The legal fight over Donald Trump’s $100,000 H-1B fee has left employers in limbo, freezing hiring plans, budgets and relocation decisions for companies that depend on specialty workers. In Dallas, Kishore Khandavalli said nearly half of his 380 employees hold H-1B visas, and the fee would have cost his software consulting firm about $1 million a year.
Trump signed the proclamation on September 19, 2025, and White House and USCIS guidance said the charge applied to new H-1B petitions filed at or after 12:01 a.m. Eastern on September 21, 2025, including the 2026 lottery. The administration said the one-time payment did not apply to previously issued visas or renewals, while also signaling broader changes, including higher prevailing wage levels and a lottery tilted toward higher-skilled, higher-paid applicants.
The uncertainty deepened after Judge Leo T. Sorokin in Boston struck down the fee on June 8 in State of California et al. v. Markwayne Mullin et al. The ruling, which came in a suit brought by 20 states, said the charge functioned like a tax Congress had not authorized and violated both the Administrative Procedure Act and the Constitution, according to reporting on the decision. The Justice Department filed a notice of appeal on June 11, and on June 13 the judge temporarily paused his own order while the administration sought an emergency appellate stay.
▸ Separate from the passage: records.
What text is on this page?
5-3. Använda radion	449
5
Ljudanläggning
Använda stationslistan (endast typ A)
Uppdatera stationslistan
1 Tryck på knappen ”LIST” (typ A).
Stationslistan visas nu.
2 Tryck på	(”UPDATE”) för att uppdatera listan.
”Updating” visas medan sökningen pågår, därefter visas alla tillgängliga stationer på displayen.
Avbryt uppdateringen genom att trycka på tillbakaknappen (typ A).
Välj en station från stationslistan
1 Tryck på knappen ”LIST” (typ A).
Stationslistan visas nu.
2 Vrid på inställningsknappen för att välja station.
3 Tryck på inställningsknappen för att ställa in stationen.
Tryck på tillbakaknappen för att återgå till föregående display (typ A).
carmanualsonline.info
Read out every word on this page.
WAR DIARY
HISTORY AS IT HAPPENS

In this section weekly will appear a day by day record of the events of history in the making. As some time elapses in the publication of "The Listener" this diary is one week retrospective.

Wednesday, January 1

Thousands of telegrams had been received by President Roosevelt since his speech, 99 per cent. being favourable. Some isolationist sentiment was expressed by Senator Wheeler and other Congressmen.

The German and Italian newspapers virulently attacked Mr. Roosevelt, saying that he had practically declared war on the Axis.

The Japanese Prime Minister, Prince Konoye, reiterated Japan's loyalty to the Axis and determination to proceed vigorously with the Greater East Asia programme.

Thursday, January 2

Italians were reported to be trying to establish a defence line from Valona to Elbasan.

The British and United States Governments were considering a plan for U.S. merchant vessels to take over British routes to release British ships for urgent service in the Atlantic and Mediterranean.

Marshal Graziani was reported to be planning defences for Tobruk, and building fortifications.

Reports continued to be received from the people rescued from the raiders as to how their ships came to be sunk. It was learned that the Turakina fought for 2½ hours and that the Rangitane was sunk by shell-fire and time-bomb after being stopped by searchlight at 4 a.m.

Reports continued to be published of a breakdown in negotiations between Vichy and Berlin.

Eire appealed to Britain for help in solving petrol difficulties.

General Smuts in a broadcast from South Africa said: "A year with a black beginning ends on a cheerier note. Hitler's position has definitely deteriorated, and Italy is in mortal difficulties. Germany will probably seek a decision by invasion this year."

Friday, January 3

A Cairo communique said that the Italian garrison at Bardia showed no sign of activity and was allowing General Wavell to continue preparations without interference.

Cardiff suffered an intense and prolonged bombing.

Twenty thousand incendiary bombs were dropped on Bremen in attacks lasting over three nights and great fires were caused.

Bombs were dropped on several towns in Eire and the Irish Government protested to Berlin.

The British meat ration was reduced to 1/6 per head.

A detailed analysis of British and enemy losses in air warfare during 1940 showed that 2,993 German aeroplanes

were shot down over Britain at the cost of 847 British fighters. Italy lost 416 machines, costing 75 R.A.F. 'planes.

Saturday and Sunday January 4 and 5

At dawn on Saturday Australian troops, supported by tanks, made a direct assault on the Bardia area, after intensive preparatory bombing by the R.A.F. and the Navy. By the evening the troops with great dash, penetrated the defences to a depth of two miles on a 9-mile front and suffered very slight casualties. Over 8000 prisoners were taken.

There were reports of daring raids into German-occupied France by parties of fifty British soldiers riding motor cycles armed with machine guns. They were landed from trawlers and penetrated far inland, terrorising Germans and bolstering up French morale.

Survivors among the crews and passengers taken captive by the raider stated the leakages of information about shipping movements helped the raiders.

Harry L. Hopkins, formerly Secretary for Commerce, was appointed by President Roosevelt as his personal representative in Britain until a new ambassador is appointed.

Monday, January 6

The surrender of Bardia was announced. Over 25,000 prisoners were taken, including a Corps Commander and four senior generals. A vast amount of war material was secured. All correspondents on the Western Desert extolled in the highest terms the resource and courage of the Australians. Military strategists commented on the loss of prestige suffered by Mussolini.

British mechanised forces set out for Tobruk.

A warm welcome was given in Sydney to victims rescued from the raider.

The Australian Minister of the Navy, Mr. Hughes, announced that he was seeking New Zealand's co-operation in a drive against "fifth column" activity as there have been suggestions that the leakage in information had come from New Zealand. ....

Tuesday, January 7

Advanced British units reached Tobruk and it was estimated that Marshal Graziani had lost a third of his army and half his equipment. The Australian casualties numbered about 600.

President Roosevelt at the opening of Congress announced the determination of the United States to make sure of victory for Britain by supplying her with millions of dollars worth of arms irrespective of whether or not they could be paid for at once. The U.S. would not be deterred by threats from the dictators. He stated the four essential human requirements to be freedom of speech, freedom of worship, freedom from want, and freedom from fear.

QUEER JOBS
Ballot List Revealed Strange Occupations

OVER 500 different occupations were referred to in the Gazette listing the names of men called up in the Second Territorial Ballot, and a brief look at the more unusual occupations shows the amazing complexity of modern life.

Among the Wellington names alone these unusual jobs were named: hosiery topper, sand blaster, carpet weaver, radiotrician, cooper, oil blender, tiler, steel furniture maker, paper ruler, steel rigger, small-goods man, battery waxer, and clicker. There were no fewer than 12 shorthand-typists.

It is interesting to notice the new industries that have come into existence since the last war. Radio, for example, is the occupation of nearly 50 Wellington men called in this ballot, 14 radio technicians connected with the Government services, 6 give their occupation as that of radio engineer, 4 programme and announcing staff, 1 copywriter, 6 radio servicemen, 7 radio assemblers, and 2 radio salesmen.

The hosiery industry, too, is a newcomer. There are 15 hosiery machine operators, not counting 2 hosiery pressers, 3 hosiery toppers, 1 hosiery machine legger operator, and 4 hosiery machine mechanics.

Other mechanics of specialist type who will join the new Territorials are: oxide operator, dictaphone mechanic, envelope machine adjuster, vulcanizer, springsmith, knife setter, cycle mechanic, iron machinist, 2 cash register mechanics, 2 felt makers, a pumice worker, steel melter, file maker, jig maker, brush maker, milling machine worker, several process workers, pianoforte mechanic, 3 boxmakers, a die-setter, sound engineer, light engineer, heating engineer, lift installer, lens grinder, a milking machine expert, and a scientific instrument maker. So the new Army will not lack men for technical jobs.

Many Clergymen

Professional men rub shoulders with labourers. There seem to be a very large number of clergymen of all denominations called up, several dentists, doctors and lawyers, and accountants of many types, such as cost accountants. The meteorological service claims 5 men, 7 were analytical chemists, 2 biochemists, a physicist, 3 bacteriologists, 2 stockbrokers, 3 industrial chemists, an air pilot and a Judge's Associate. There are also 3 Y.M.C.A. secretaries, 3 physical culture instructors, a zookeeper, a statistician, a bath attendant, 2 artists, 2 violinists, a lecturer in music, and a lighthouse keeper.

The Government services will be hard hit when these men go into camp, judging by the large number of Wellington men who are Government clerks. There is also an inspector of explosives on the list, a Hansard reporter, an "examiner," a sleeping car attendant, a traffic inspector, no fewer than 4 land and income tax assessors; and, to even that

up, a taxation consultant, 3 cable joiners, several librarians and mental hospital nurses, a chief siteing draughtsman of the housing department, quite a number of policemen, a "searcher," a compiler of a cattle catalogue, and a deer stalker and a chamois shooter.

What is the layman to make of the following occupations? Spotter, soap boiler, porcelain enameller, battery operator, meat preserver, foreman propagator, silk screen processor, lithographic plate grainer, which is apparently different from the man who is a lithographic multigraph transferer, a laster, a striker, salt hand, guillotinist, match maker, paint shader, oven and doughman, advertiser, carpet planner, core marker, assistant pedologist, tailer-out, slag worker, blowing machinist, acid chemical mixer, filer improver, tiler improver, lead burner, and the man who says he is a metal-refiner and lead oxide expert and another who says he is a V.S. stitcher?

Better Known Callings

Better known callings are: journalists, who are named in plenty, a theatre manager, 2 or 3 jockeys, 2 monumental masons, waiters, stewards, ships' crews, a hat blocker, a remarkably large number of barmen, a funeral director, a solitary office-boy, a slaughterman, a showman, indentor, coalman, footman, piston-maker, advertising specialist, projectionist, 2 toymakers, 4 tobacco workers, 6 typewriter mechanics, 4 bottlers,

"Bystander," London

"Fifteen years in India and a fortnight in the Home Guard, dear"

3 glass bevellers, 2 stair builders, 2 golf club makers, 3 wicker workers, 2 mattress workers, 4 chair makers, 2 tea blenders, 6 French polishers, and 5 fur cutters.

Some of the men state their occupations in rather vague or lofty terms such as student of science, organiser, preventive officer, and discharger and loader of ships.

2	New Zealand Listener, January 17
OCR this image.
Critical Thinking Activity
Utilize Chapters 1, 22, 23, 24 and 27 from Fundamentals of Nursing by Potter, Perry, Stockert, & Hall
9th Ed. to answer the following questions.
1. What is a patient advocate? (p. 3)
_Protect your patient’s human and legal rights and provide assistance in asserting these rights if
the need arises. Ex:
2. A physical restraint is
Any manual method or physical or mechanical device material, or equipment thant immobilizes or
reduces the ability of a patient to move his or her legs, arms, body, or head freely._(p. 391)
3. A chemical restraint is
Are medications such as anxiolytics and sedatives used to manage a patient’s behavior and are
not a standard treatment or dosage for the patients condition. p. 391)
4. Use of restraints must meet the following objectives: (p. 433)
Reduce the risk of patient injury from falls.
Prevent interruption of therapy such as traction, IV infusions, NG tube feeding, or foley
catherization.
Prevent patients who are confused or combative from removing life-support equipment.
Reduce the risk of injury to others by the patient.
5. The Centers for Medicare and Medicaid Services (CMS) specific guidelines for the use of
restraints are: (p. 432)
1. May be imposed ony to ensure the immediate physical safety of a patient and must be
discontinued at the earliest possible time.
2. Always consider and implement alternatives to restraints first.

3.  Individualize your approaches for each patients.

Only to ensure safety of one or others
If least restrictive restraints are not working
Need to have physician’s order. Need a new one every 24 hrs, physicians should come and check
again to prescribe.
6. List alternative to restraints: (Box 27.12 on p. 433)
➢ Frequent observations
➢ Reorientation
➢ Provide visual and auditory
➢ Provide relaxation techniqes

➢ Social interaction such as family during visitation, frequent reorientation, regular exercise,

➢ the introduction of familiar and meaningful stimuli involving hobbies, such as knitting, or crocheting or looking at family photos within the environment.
For employers, the damage has already been done. Khandavalli said his company has not hired new foreign workers since the policy took effect, a sign of how quickly the threat of a six-figure fee can distort recruiting and planning. Hospitals, universities and research institutions also have reason to worry: California Attorney General Rob Bonta said the fee would create a costly barrier for employers and worsen shortages in health care, education and research.

The broader debate turns on what the H-1B program is for and who gets access to it. Federal guidance describes it as a pathway for employers to hire foreign workers in specialty occupations that require at least a bachelor’s degree, while the White House argued the system had been exploited and pointed to growth in foreign STEM workers from 1.2 million in 2000 to almost 2.5 million in 2019. It also said IT workers made up more than 65 percent of H-1B workers over the last five fiscal years.
The policy shift has reached beyond boardrooms. India accounts for 73 percent of H-1B visa holders, according to Pew Research Center 2023 data cited in the coverage, and a student at the Birla Institute of Technology and Science in Pilani said the United States had long been a career goal but that he was now broadening his options as immigration rules keep changing. With the fee still tied up in court, businesses that need specialized talent are left planning around uncertainty instead of growth.